Dispelling The Myth That Pedestrian Deaths Are Caused By More Driving
This peak in pedestrian deaths comes during a year when Americans drove less because of the Covid-19 pandemic. This fact dispels the oft-told myth that rising traffic deaths are simply the result of people driving more. In reality, congested streets were the only thing holding drivers back from driving at the high speed roadways were designed for. With fewer cars on the road, it became more dangerous.

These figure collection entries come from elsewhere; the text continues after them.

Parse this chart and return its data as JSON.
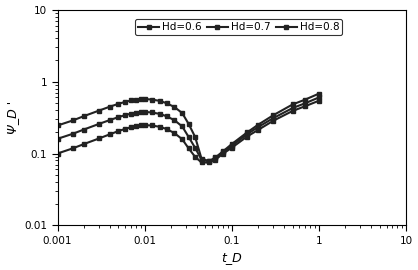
{
  "title": "",
  "xlabel": "t_D",
  "ylabel": "Ψ_D '",
  "xlim": [
    0.001,
    10
  ],
  "ylim": [
    0.01,
    10
  ],
  "legend_labels": [
    "Hd=0.6",
    "Hd=0.7",
    "Hd=0.8"
  ],
  "line_color": "#222222",
  "marker": "s",
  "markersize": 3.2,
  "linewidth": 1.5,
  "curves": {
    "Hd06": {
      "x": [
        0.001,
        0.0015,
        0.002,
        0.003,
        0.004,
        0.005,
        0.006,
        0.007,
        0.008,
        0.009,
        0.01,
        0.012,
        0.015,
        0.018,
        0.022,
        0.027,
        0.032,
        0.038,
        0.045,
        0.055,
        0.065,
        0.08,
        0.1,
        0.15,
        0.2,
        0.3,
        0.5,
        0.7,
        1.0
      ],
      "y": [
        0.1,
        0.118,
        0.135,
        0.162,
        0.185,
        0.205,
        0.22,
        0.232,
        0.24,
        0.245,
        0.248,
        0.245,
        0.235,
        0.218,
        0.192,
        0.158,
        0.118,
        0.09,
        0.075,
        0.075,
        0.082,
        0.1,
        0.12,
        0.172,
        0.212,
        0.285,
        0.39,
        0.455,
        0.54
      ]
    },
    "Hd07": {
      "x": [
        0.001,
        0.0015,
        0.002,
        0.003,
        0.004,
        0.005,
        0.006,
        0.007,
        0.008,
        0.009,
        0.01,
        0.012,
        0.015,
        0.018,
        0.022,
        0.027,
        0.032,
        0.038,
        0.045,
        0.055,
        0.065,
        0.08,
        0.1,
        0.15,
        0.2,
        0.3,
        0.5,
        0.7,
        1.0
      ],
      "y": [
        0.16,
        0.188,
        0.215,
        0.258,
        0.292,
        0.32,
        0.342,
        0.358,
        0.368,
        0.375,
        0.378,
        0.372,
        0.355,
        0.328,
        0.29,
        0.238,
        0.17,
        0.12,
        0.082,
        0.078,
        0.086,
        0.105,
        0.128,
        0.185,
        0.232,
        0.31,
        0.428,
        0.5,
        0.6
      ]
    },
    "Hd08": {
      "x": [
        0.001,
        0.0015,
        0.002,
        0.003,
        0.004,
        0.005,
        0.006,
        0.007,
        0.008,
        0.009,
        0.01,
        0.012,
        0.015,
        0.018,
        0.022,
        0.027,
        0.032,
        0.038,
        0.045,
        0.055,
        0.065,
        0.08,
        0.1,
        0.15,
        0.2,
        0.3,
        0.5,
        0.7,
        1.0
      ],
      "y": [
        0.245,
        0.288,
        0.33,
        0.395,
        0.448,
        0.49,
        0.522,
        0.545,
        0.56,
        0.568,
        0.572,
        0.562,
        0.538,
        0.498,
        0.442,
        0.365,
        0.258,
        0.17,
        0.085,
        0.078,
        0.088,
        0.108,
        0.135,
        0.196,
        0.25,
        0.34,
        0.48,
        0.562,
        0.678
      ]
    }
  }
}
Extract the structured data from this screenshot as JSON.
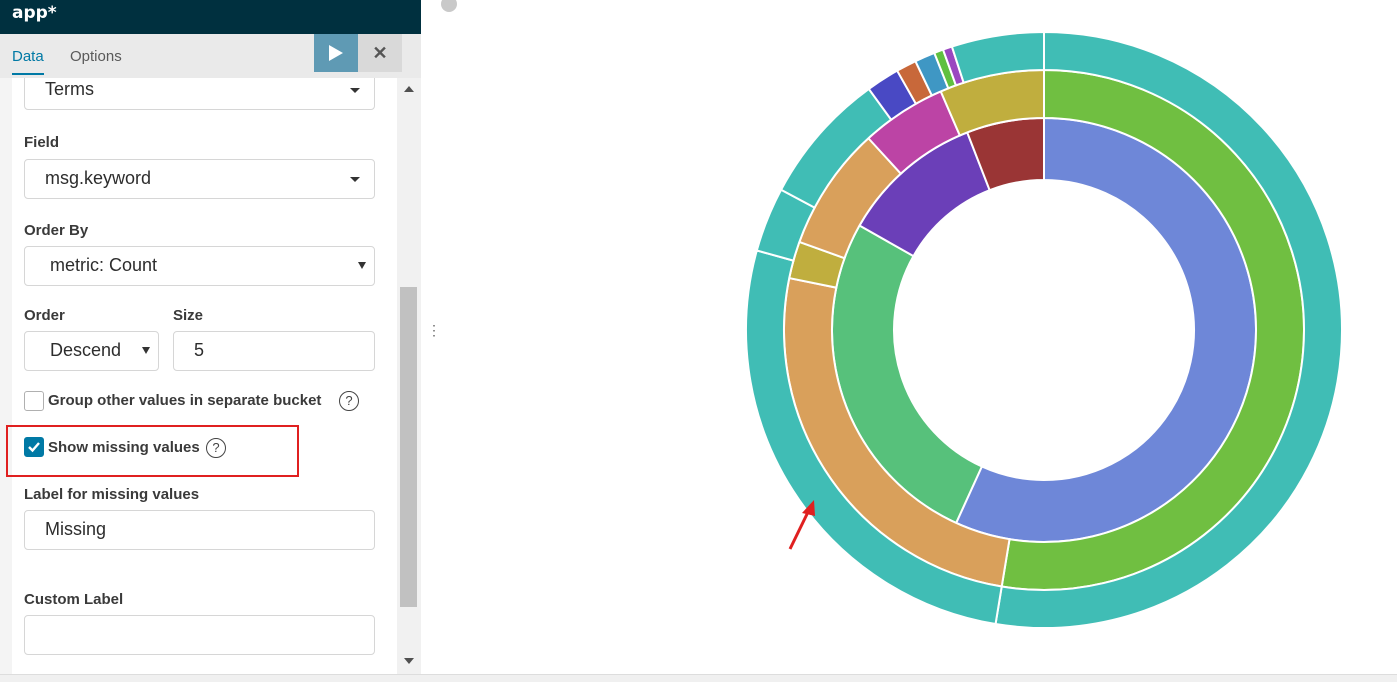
{
  "app": {
    "title": "app*"
  },
  "tabs": [
    {
      "label": "Data",
      "active": true
    },
    {
      "label": "Options",
      "active": false
    }
  ],
  "form": {
    "aggregation_value": "Terms",
    "field_label": "Field",
    "field_value": "msg.keyword",
    "order_by_label": "Order By",
    "order_by_value": "metric: Count",
    "order_label": "Order",
    "order_value": "Descend",
    "size_label": "Size",
    "size_value": "5",
    "group_other_label": "Group other values in separate bucket",
    "group_other_checked": false,
    "show_missing_label": "Show missing values",
    "show_missing_checked": true,
    "missing_label_label": "Label for missing values",
    "missing_label_value": "Missing",
    "custom_label_label": "Custom Label",
    "custom_label_value": ""
  },
  "icons": {
    "help": "?",
    "close": "✕",
    "run": "play-icon",
    "divider": "⋮"
  },
  "chart_data": {
    "type": "pie",
    "donut": true,
    "rings": [
      {
        "level": 1,
        "slices": [
          {
            "value": 56.8,
            "color": "#6e87d8"
          },
          {
            "value": 26.4,
            "color": "#57c17b"
          },
          {
            "value": 10.9,
            "color": "#6b3fb8"
          },
          {
            "value": 5.9,
            "color": "#9a3535"
          }
        ]
      },
      {
        "level": 2,
        "slices": [
          {
            "value": 52.6,
            "color": "#70bf41"
          },
          {
            "value": 25.6,
            "color": "#d9a05b"
          },
          {
            "value": 2.3,
            "color": "#c0ae3e"
          },
          {
            "value": 7.7,
            "color": "#d9a05b"
          },
          {
            "value": 5.3,
            "color": "#bc44a5"
          },
          {
            "value": 6.5,
            "color": "#c0ae3e"
          }
        ]
      },
      {
        "level": 3,
        "slices": [
          {
            "value": 52.6,
            "color": "#40bdb5"
          },
          {
            "value": 26.7,
            "color": "#40bdb5"
          },
          {
            "value": 3.5,
            "color": "#40bdb5"
          },
          {
            "value": 7.2,
            "color": "#40bdb5"
          },
          {
            "value": 1.8,
            "color": "#4949c4"
          },
          {
            "value": 1.1,
            "color": "#c8683a"
          },
          {
            "value": 1.1,
            "color": "#3f97c4"
          },
          {
            "value": 0.5,
            "color": "#60c040"
          },
          {
            "value": 0.5,
            "color": "#9a47c0"
          },
          {
            "value": 5.0,
            "color": "#40bdb5"
          }
        ]
      }
    ],
    "legend": "none"
  }
}
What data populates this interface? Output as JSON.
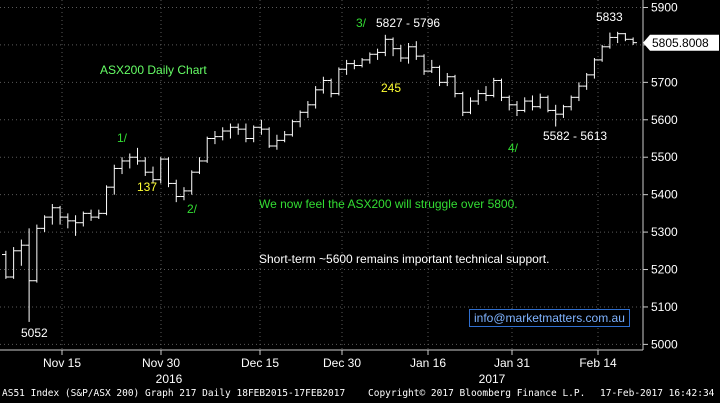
{
  "chart_data": {
    "type": "ohlc",
    "title": "ASX200 Daily Chart",
    "ylim": [
      4985,
      5920
    ],
    "y_ticks": [
      5000,
      5100,
      5200,
      5300,
      5400,
      5500,
      5600,
      5700,
      5800,
      5900
    ],
    "x_ticks": [
      "Nov 15",
      "Nov 30",
      "Dec 15",
      "Dec 30",
      "Jan 16",
      "Jan 31",
      "Feb 14"
    ],
    "year_labels": [
      "2016",
      "2017"
    ],
    "last_price": "5805.8008",
    "bars": [
      {
        "o": 5240,
        "h": 5250,
        "l": 5175,
        "c": 5180
      },
      {
        "o": 5180,
        "h": 5260,
        "l": 5175,
        "c": 5250
      },
      {
        "o": 5250,
        "h": 5280,
        "l": 5210,
        "c": 5265
      },
      {
        "o": 5265,
        "h": 5310,
        "l": 5060,
        "c": 5170
      },
      {
        "o": 5170,
        "h": 5320,
        "l": 5165,
        "c": 5310
      },
      {
        "o": 5310,
        "h": 5345,
        "l": 5300,
        "c": 5340
      },
      {
        "o": 5340,
        "h": 5375,
        "l": 5320,
        "c": 5365
      },
      {
        "o": 5365,
        "h": 5370,
        "l": 5320,
        "c": 5340
      },
      {
        "o": 5340,
        "h": 5350,
        "l": 5310,
        "c": 5330
      },
      {
        "o": 5330,
        "h": 5345,
        "l": 5290,
        "c": 5325
      },
      {
        "o": 5325,
        "h": 5355,
        "l": 5315,
        "c": 5350
      },
      {
        "o": 5350,
        "h": 5360,
        "l": 5330,
        "c": 5340
      },
      {
        "o": 5340,
        "h": 5360,
        "l": 5335,
        "c": 5350
      },
      {
        "o": 5350,
        "h": 5425,
        "l": 5345,
        "c": 5420
      },
      {
        "o": 5420,
        "h": 5480,
        "l": 5400,
        "c": 5470
      },
      {
        "o": 5470,
        "h": 5500,
        "l": 5455,
        "c": 5490
      },
      {
        "o": 5490,
        "h": 5510,
        "l": 5470,
        "c": 5500
      },
      {
        "o": 5500,
        "h": 5525,
        "l": 5480,
        "c": 5490
      },
      {
        "o": 5490,
        "h": 5500,
        "l": 5450,
        "c": 5460
      },
      {
        "o": 5460,
        "h": 5475,
        "l": 5430,
        "c": 5440
      },
      {
        "o": 5440,
        "h": 5500,
        "l": 5430,
        "c": 5495
      },
      {
        "o": 5495,
        "h": 5500,
        "l": 5420,
        "c": 5430
      },
      {
        "o": 5430,
        "h": 5440,
        "l": 5380,
        "c": 5395
      },
      {
        "o": 5395,
        "h": 5420,
        "l": 5385,
        "c": 5410
      },
      {
        "o": 5410,
        "h": 5465,
        "l": 5400,
        "c": 5460
      },
      {
        "o": 5460,
        "h": 5500,
        "l": 5455,
        "c": 5490
      },
      {
        "o": 5490,
        "h": 5555,
        "l": 5485,
        "c": 5550
      },
      {
        "o": 5550,
        "h": 5570,
        "l": 5535,
        "c": 5555
      },
      {
        "o": 5555,
        "h": 5580,
        "l": 5545,
        "c": 5570
      },
      {
        "o": 5570,
        "h": 5590,
        "l": 5550,
        "c": 5580
      },
      {
        "o": 5580,
        "h": 5590,
        "l": 5560,
        "c": 5575
      },
      {
        "o": 5575,
        "h": 5590,
        "l": 5540,
        "c": 5550
      },
      {
        "o": 5550,
        "h": 5585,
        "l": 5540,
        "c": 5580
      },
      {
        "o": 5580,
        "h": 5600,
        "l": 5560,
        "c": 5575
      },
      {
        "o": 5575,
        "h": 5580,
        "l": 5525,
        "c": 5530
      },
      {
        "o": 5530,
        "h": 5560,
        "l": 5520,
        "c": 5545
      },
      {
        "o": 5545,
        "h": 5570,
        "l": 5540,
        "c": 5560
      },
      {
        "o": 5560,
        "h": 5600,
        "l": 5555,
        "c": 5595
      },
      {
        "o": 5595,
        "h": 5625,
        "l": 5580,
        "c": 5620
      },
      {
        "o": 5620,
        "h": 5650,
        "l": 5605,
        "c": 5640
      },
      {
        "o": 5640,
        "h": 5690,
        "l": 5630,
        "c": 5680
      },
      {
        "o": 5680,
        "h": 5715,
        "l": 5670,
        "c": 5705
      },
      {
        "o": 5705,
        "h": 5710,
        "l": 5660,
        "c": 5670
      },
      {
        "o": 5670,
        "h": 5740,
        "l": 5665,
        "c": 5735
      },
      {
        "o": 5735,
        "h": 5760,
        "l": 5720,
        "c": 5750
      },
      {
        "o": 5750,
        "h": 5760,
        "l": 5735,
        "c": 5745
      },
      {
        "o": 5745,
        "h": 5765,
        "l": 5740,
        "c": 5760
      },
      {
        "o": 5760,
        "h": 5780,
        "l": 5750,
        "c": 5775
      },
      {
        "o": 5775,
        "h": 5790,
        "l": 5760,
        "c": 5780
      },
      {
        "o": 5780,
        "h": 5827,
        "l": 5770,
        "c": 5815
      },
      {
        "o": 5815,
        "h": 5820,
        "l": 5770,
        "c": 5790
      },
      {
        "o": 5790,
        "h": 5800,
        "l": 5755,
        "c": 5765
      },
      {
        "o": 5765,
        "h": 5805,
        "l": 5750,
        "c": 5795
      },
      {
        "o": 5795,
        "h": 5810,
        "l": 5760,
        "c": 5770
      },
      {
        "o": 5770,
        "h": 5775,
        "l": 5720,
        "c": 5730
      },
      {
        "o": 5730,
        "h": 5760,
        "l": 5725,
        "c": 5740
      },
      {
        "o": 5740,
        "h": 5745,
        "l": 5690,
        "c": 5700
      },
      {
        "o": 5700,
        "h": 5725,
        "l": 5690,
        "c": 5715
      },
      {
        "o": 5715,
        "h": 5720,
        "l": 5660,
        "c": 5670
      },
      {
        "o": 5670,
        "h": 5675,
        "l": 5610,
        "c": 5620
      },
      {
        "o": 5620,
        "h": 5660,
        "l": 5615,
        "c": 5650
      },
      {
        "o": 5650,
        "h": 5680,
        "l": 5640,
        "c": 5670
      },
      {
        "o": 5670,
        "h": 5690,
        "l": 5650,
        "c": 5665
      },
      {
        "o": 5665,
        "h": 5712,
        "l": 5660,
        "c": 5705
      },
      {
        "o": 5705,
        "h": 5710,
        "l": 5650,
        "c": 5660
      },
      {
        "o": 5660,
        "h": 5665,
        "l": 5625,
        "c": 5640
      },
      {
        "o": 5640,
        "h": 5650,
        "l": 5610,
        "c": 5625
      },
      {
        "o": 5625,
        "h": 5660,
        "l": 5620,
        "c": 5650
      },
      {
        "o": 5650,
        "h": 5665,
        "l": 5625,
        "c": 5635
      },
      {
        "o": 5635,
        "h": 5670,
        "l": 5630,
        "c": 5660
      },
      {
        "o": 5660,
        "h": 5665,
        "l": 5620,
        "c": 5625
      },
      {
        "o": 5625,
        "h": 5640,
        "l": 5582,
        "c": 5615
      },
      {
        "o": 5615,
        "h": 5640,
        "l": 5605,
        "c": 5635
      },
      {
        "o": 5635,
        "h": 5665,
        "l": 5625,
        "c": 5660
      },
      {
        "o": 5660,
        "h": 5700,
        "l": 5650,
        "c": 5690
      },
      {
        "o": 5690,
        "h": 5725,
        "l": 5680,
        "c": 5720
      },
      {
        "o": 5720,
        "h": 5765,
        "l": 5710,
        "c": 5760
      },
      {
        "o": 5760,
        "h": 5800,
        "l": 5755,
        "c": 5795
      },
      {
        "o": 5795,
        "h": 5833,
        "l": 5790,
        "c": 5820
      },
      {
        "o": 5820,
        "h": 5835,
        "l": 5805,
        "c": 5830
      },
      {
        "o": 5830,
        "h": 5832,
        "l": 5810,
        "c": 5815
      },
      {
        "o": 5815,
        "h": 5820,
        "l": 5800,
        "c": 5806
      }
    ],
    "annotations": {
      "title_color": "#66ff66",
      "count_color": "#ffff33",
      "wave_color": "#33dd33",
      "wave_1": "1/",
      "wave_2": "2/",
      "wave_3": "3/",
      "wave_4": "4/",
      "level_5052": "5052",
      "level_137": "137",
      "level_245": "245",
      "range_3": "5827 - 5796",
      "range_4": "5582 - 5613",
      "level_5833": "5833",
      "comment_green": "We now feel the ASX200 will struggle over 5800.",
      "comment_white": "Short-term ~5600 remains important technical support."
    }
  },
  "email": "info@marketmatters.com.au",
  "footer": {
    "left": "AS51 Index (S&P/ASX 200) Graph 217  Daily 18FEB2015-17FEB2017",
    "center": "Copyright© 2017 Bloomberg Finance L.P.",
    "right": "17-Feb-2017 16:42:34"
  }
}
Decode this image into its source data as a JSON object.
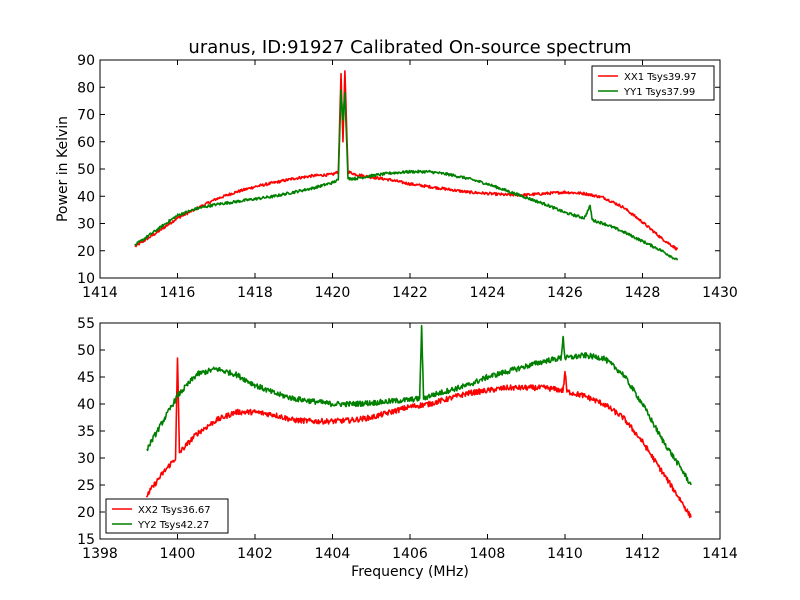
{
  "figure": {
    "title": "uranus, ID:91927 Calibrated On-source spectrum",
    "xlabel": "Frequency (MHz)"
  },
  "colors": {
    "red": "#ff0000",
    "green": "#008000"
  },
  "chart_data": [
    {
      "type": "line",
      "title": "uranus, ID:91927 Calibrated On-source spectrum",
      "xlabel": "",
      "ylabel": "Power in Kelvin",
      "xlim": [
        1414,
        1430
      ],
      "ylim": [
        10,
        90
      ],
      "xticks": [
        "1414",
        "1416",
        "1418",
        "1420",
        "1422",
        "1424",
        "1426",
        "1428",
        "1430"
      ],
      "yticks": [
        "10",
        "20",
        "30",
        "40",
        "50",
        "60",
        "70",
        "80",
        "90"
      ],
      "grid": false,
      "legend_position": "top-right",
      "series": [
        {
          "name": "XX1 Tsys39.97",
          "color": "#ff0000",
          "x": [
            1414.9,
            1415.5,
            1416.0,
            1416.5,
            1417.0,
            1417.5,
            1418.0,
            1418.5,
            1419.0,
            1419.5,
            1420.0,
            1420.15,
            1420.22,
            1420.27,
            1420.32,
            1420.4,
            1420.6,
            1421.0,
            1421.5,
            1422.0,
            1422.5,
            1423.0,
            1423.5,
            1424.0,
            1424.5,
            1425.0,
            1425.5,
            1426.0,
            1426.5,
            1427.0,
            1427.5,
            1428.0,
            1428.5,
            1428.9
          ],
          "y": [
            21.5,
            27.0,
            32.0,
            35.5,
            39.0,
            41.5,
            43.5,
            45.0,
            46.5,
            47.5,
            48.0,
            49.0,
            85.0,
            60.0,
            86.0,
            49.0,
            48.0,
            47.0,
            46.0,
            44.5,
            43.5,
            42.5,
            41.5,
            41.0,
            40.5,
            40.5,
            41.0,
            41.5,
            41.0,
            39.5,
            36.0,
            30.5,
            24.5,
            20.5
          ]
        },
        {
          "name": "YY1 Tsys37.99",
          "color": "#008000",
          "x": [
            1414.9,
            1415.5,
            1416.0,
            1416.5,
            1417.0,
            1417.5,
            1418.0,
            1418.5,
            1419.0,
            1419.5,
            1420.0,
            1420.15,
            1420.22,
            1420.27,
            1420.32,
            1420.4,
            1420.6,
            1421.0,
            1421.5,
            1422.0,
            1422.5,
            1423.0,
            1423.5,
            1424.0,
            1424.5,
            1425.0,
            1425.5,
            1426.0,
            1426.5,
            1426.65,
            1426.7,
            1426.75,
            1427.0,
            1427.5,
            1428.0,
            1428.5,
            1428.9
          ],
          "y": [
            22.0,
            28.0,
            33.0,
            35.5,
            37.0,
            38.0,
            39.0,
            40.0,
            41.5,
            43.0,
            45.0,
            46.0,
            79.0,
            68.0,
            78.0,
            46.5,
            46.5,
            47.5,
            48.5,
            49.0,
            49.0,
            48.0,
            46.5,
            44.5,
            42.0,
            39.5,
            37.0,
            34.0,
            32.0,
            36.5,
            31.5,
            31.0,
            30.0,
            27.0,
            23.5,
            20.0,
            16.5
          ]
        }
      ]
    },
    {
      "type": "line",
      "title": "",
      "xlabel": "Frequency (MHz)",
      "ylabel": "",
      "xlim": [
        1398,
        1414
      ],
      "ylim": [
        15,
        55
      ],
      "xticks": [
        "1398",
        "1400",
        "1402",
        "1404",
        "1406",
        "1408",
        "1410",
        "1412",
        "1414"
      ],
      "yticks": [
        "15",
        "20",
        "25",
        "30",
        "35",
        "40",
        "45",
        "50",
        "55"
      ],
      "grid": false,
      "legend_position": "bottom-left",
      "series": [
        {
          "name": "XX2 Tsys36.67",
          "color": "#ff0000",
          "x": [
            1399.2,
            1399.6,
            1399.95,
            1400.0,
            1400.05,
            1400.5,
            1401.0,
            1401.5,
            1402.0,
            1402.5,
            1403.0,
            1403.5,
            1404.0,
            1404.5,
            1405.0,
            1405.5,
            1406.0,
            1406.5,
            1407.0,
            1407.5,
            1408.0,
            1408.5,
            1409.0,
            1409.5,
            1409.95,
            1410.0,
            1410.05,
            1410.5,
            1411.0,
            1411.5,
            1412.0,
            1412.5,
            1413.0,
            1413.25
          ],
          "y": [
            23.0,
            27.0,
            30.0,
            48.5,
            31.0,
            34.5,
            37.0,
            38.5,
            38.5,
            38.0,
            37.0,
            36.8,
            36.8,
            37.0,
            37.5,
            38.5,
            39.5,
            40.0,
            41.0,
            42.0,
            42.5,
            43.0,
            43.0,
            43.0,
            42.5,
            46.0,
            42.3,
            41.5,
            40.0,
            37.5,
            33.0,
            27.5,
            22.0,
            19.0
          ]
        },
        {
          "name": "YY2 Tsys42.27",
          "color": "#008000",
          "x": [
            1399.2,
            1399.6,
            1400.0,
            1400.5,
            1401.0,
            1401.5,
            1402.0,
            1402.5,
            1403.0,
            1403.5,
            1404.0,
            1404.5,
            1405.0,
            1405.5,
            1406.0,
            1406.25,
            1406.3,
            1406.35,
            1406.5,
            1407.0,
            1407.5,
            1408.0,
            1408.5,
            1409.0,
            1409.5,
            1409.9,
            1409.95,
            1410.0,
            1410.5,
            1411.0,
            1411.5,
            1412.0,
            1412.5,
            1413.0,
            1413.25
          ],
          "y": [
            31.5,
            36.5,
            41.5,
            45.5,
            46.5,
            45.5,
            43.5,
            42.0,
            41.0,
            40.5,
            40.0,
            40.0,
            40.2,
            40.5,
            40.8,
            41.0,
            54.5,
            41.0,
            41.5,
            42.5,
            43.5,
            45.0,
            46.0,
            47.0,
            48.0,
            48.5,
            52.5,
            48.5,
            49.0,
            48.5,
            45.5,
            40.0,
            33.5,
            28.0,
            25.0
          ]
        }
      ]
    }
  ]
}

However, this danger is not borne equally but skewed along the lines of race and class. Black Americans are twice as likely to be struck and killed while walking than white Americans and Native Americans over three times. Lower income neighborhoods (those with a median household income of $43,000 or less) are where more than 30 percent of all pedestrian deaths occur, despite accounting for only 17 percent of the country’s total population. Transportation agencies have made the choice that these are communities to drive through, not walk in, by building wide roads at the expense of sufficient walking infrastructure like sidewalks and protected intersections.
Dangerous by design doesn’t only apply to our streets and roads; it’s also relevant to the design of our cars and trucks. Automakers continue to increase vehicle weight and size and lower driver visibility, which has contributed to the rising number of pedestrians killed. Trucks and SUVs are 2-3 times more likely than passenger cars to kill a pedestrian they hit. That’s why we at America Walks have been calling on the National Highway Traffic Safety Administration to put vehicle design safety standards in place that lessen that likelihood. Thank you to Smart Growth America for including our guest piece on unsafe vehicles in this year’s Dangerous by Design report.
What Needed At Local, State And The Federal Level
All told, the fact that thousands of people are killed on our streets each year by automobiles amounts to gross negligence. Transportation agencies at the local, state, and federal levels need to reprioritize their values and take action to create streets that are safe for everyone. Imagine if a Boeing 747 crashed roughly every 20 days for a year; that would equal the number of pedestrians killed in 2020. You would think policymakers would take action if 18 commercial airplanes crashed in a year; it’s time to demand they take similar steps to keep people on foot, on bikes, and using mobility devices safe when crossing the street.